I’m running this with cuda 11.2 on ubuntu 18.04.

Appreciate any helps! Thanks

The basic structure of a kernel’s call is kernel_name<<<number of block, number of threads per block>>> so you are launching in total number of blocks*number of threads per block . By other way the max number of threads per block is 1024 in most of the case so this can be your problem. I recommend you to set number of threads per block to 256, it usually works fine and compute the number of blocks as function of your array and the number of threads per block.

1 Like

Thank you. A follow up question, is this documented anywhere that I’m missing?
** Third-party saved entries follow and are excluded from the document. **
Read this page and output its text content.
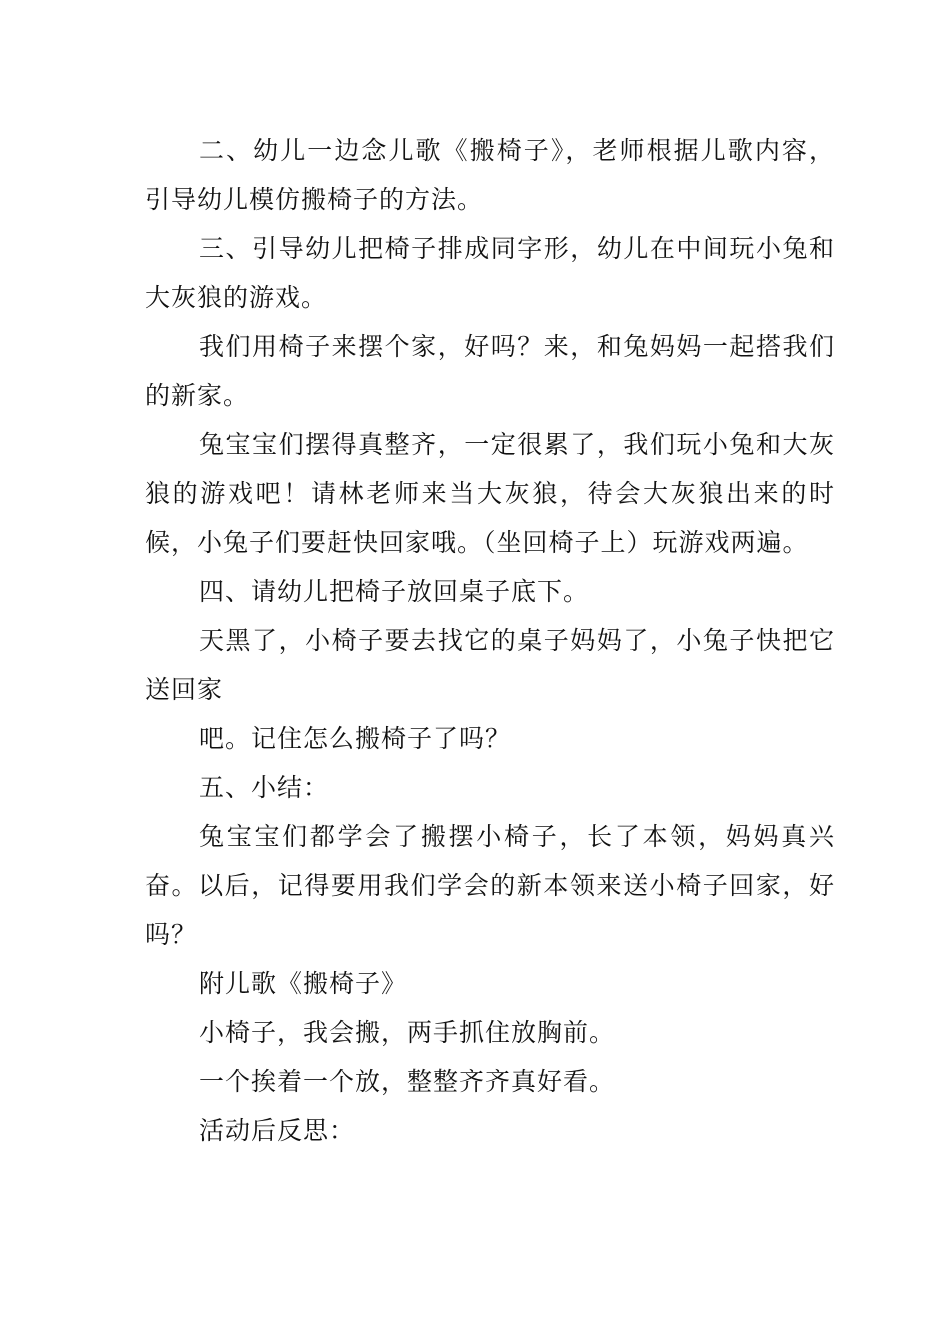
二、幼儿一边念儿歌《搬椅子》，老师根据儿歌内容，引导幼儿模仿搬椅子的方法。

三、引导幼儿把椅子排成同字形，幼儿在中间玩小兔和大灰狼的游戏。

我们用椅子来摆个家，好吗？来，和兔妈妈一起搭我们的新家。

兔宝宝们摆得真整齐，一定很累了，我们玩小兔和大灰狼的游戏吧！请林老师来当大灰狼，待会大灰狼出来的时候，小兔子们要赶快回家哦。（坐回椅子上）玩游戏两遍。

四、请幼儿把椅子放回桌子底下。

天黑了，小椅子要去找它的桌子妈妈了，小兔子快把它送回家

吧。记住怎么搬椅子了吗？

五、小结：

兔宝宝们都学会了搬摆小椅子，长了本领，妈妈真兴奋。以后，记得要用我们学会的新本领来送小椅子回家，好吗？

附儿歌《搬椅子》

小椅子，我会搬，两手抓住放胸前。

一个挨着一个放，整整齐齐真好看。

活动后反思：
When you say the max number of threads per block is 1024, does that matter whether the threads are in 1D, 2D or 3D? For that dim3, is 1024 the total product or per axis maximum?

Yes, 1024 is the total product of the 3 axis. Dimensions only matter in order to make the code easy to write or read it. The same applies to the number of blocks.

1 Like

Thank you. A follow up question, is this documented anywhere that I’m missing?

In the CUDA Programming Guide Section on Thread Hierarchy it states

There is a limit to the number of threads per block, since all threads of a block are expected to reside on the same processor core and must share the limited memory resources of that core. On current GPUs, a thread block may contain up to 1024 threads.

The limits are listed in the CUDA Programming Chapter on Compute Capabilities.

In the table you will find the rows such as the following:

Technical Specification Value for CC x.y
Maximum dimensionality of a thread block 3
Maximum x- or y-dimension of a block 1024
Maximum z-dimension of a block 64
Maximum number of threads per block 1024